The firm claims that healthier children’s yogurts are in greater demand. “Over the last year, health and immunity have become a driving force behind purchasing behaviour for parents,” says Victoria Southern, marketing & category director at Kerry Foods. “In fact, low and no sugar claims are the top priority when buying packaged food for children [Sugar reduction: a consumer perspective, IGD, Oct 2020].” Ahead of the key back-to-school moment, and with kids’ snacking occasions seeing a steady and consistent rise, the firm has launched Frollies fruit smoothies on a stick, which target a slightly older demographic. They contain no added sugar and contribute to kids’ 5 a-day with added vitamin D to support immunity.
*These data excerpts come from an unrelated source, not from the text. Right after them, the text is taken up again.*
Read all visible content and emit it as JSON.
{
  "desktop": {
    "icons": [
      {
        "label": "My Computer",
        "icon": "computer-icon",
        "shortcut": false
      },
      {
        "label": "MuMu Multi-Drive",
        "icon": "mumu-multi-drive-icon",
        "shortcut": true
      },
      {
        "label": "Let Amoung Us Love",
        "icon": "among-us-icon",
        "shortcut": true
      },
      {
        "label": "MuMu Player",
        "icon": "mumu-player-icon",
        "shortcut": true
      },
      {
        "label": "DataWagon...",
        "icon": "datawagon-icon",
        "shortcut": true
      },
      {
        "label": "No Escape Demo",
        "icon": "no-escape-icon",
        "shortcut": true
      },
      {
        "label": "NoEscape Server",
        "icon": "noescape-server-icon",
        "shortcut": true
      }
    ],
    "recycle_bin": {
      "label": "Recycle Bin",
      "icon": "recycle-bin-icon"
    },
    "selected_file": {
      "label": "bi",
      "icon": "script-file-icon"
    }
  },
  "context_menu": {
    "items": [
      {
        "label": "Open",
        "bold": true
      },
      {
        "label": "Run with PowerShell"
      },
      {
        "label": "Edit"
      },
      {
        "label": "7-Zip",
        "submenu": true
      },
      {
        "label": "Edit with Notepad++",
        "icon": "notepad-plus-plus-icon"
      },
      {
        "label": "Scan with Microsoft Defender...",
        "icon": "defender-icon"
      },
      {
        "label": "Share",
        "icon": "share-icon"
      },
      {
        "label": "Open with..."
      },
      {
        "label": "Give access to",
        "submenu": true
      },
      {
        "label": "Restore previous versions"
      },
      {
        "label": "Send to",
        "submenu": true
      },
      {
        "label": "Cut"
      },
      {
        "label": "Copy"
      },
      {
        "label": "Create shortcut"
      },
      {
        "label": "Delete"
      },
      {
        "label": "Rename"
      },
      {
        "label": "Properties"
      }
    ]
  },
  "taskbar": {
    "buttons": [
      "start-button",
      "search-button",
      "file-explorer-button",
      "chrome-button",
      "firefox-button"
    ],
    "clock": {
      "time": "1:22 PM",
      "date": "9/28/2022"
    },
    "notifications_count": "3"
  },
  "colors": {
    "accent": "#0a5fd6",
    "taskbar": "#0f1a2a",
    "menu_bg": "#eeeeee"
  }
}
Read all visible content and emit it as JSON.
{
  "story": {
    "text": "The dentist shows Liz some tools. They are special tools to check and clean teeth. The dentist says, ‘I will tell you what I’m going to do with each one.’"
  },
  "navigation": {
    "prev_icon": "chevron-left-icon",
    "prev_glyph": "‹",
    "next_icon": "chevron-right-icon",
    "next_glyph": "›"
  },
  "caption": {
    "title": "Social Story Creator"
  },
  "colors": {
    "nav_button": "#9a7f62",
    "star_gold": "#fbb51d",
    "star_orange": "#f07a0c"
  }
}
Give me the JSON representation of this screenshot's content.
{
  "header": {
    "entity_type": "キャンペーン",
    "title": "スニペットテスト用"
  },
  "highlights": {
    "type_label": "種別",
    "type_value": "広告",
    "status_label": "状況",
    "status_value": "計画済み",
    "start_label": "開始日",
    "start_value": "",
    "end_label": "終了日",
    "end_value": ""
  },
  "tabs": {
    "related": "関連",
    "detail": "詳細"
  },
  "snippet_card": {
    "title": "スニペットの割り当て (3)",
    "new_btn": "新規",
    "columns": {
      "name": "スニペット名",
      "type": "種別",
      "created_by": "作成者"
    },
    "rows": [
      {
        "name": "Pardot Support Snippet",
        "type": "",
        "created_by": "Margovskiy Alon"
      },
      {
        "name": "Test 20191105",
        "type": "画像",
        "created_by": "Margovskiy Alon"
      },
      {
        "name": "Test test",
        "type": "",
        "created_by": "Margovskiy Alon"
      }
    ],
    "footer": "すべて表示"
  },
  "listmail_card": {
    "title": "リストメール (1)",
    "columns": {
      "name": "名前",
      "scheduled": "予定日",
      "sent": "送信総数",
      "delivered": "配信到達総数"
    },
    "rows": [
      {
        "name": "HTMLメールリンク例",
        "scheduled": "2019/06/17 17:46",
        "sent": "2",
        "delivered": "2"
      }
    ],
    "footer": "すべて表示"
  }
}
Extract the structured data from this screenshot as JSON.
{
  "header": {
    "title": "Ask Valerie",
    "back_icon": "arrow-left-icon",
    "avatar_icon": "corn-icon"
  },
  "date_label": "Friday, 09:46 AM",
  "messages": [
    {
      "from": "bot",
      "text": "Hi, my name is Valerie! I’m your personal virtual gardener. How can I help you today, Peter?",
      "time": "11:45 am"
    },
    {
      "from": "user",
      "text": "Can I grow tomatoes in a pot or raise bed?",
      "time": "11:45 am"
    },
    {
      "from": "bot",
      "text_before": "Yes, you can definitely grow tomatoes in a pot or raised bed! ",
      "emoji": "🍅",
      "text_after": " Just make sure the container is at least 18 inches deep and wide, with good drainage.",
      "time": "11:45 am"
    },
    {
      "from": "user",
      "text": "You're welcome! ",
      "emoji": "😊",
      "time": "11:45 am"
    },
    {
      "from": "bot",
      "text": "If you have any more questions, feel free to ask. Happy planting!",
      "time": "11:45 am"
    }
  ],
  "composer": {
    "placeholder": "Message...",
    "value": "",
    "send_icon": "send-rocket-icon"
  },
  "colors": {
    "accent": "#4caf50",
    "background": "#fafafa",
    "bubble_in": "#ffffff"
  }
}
6. Many retailers strengthened ties with school communities during the pandemic
Successful c-stores embed themselves in their local communities. And schools, the parents that teach there, the kids that go each morning, and their parents, make up a huge part of that community. But during the pandemic, there was even more need for retailers to offer their support.
“Our store is a local convenience store and that means we want to be part of the local community,” says Enya.
She explains that her local area features an Irish-speaking nursery and a local primary school. Plus, right outside the store is the bus stop by which older kids travel to high school. “Basically, we get involved with the schools in any way we can,” says Enya. “So we’ve donated packed lunches when the kids were having a day trip to the zoo. We also had some [Lockdown Leavers] hoodies made for the older kids who were leaving the school. There’s other practical things we do too, like giving the schools an account for essentials so they can pay it once a week.”
This isn’t just a positive and kind thing to do. It creates the good-will that turns kids (and their families) into loyal customers. “I know some of the kids by name now when they come into the shop, and we serve the occasional teacher too – which is a great feeling,” she says.
7. Adult packed lunches are expected to grow as consumers try to save money
When lockdown restrictions loosen, lots of consumers will grab lunch on the go, but others will see packed lunches as a way to cut their outgoings, claims Allied Bakeries. “Many people will revert to previous habits when in the office, sourcing sandwiches from supermarkets, local cafés and chains, particularly once restaurants, cafés, and pubs are back to operating “normally” – making up for many months of being cooped up at home,” says director of marketing Matthew Cullum. “But with continued economic uncertainty, we expect to see some spending caution. This is likely to see packed lunches grow as people look to save cash, maintaining the habits developed during lockdown.”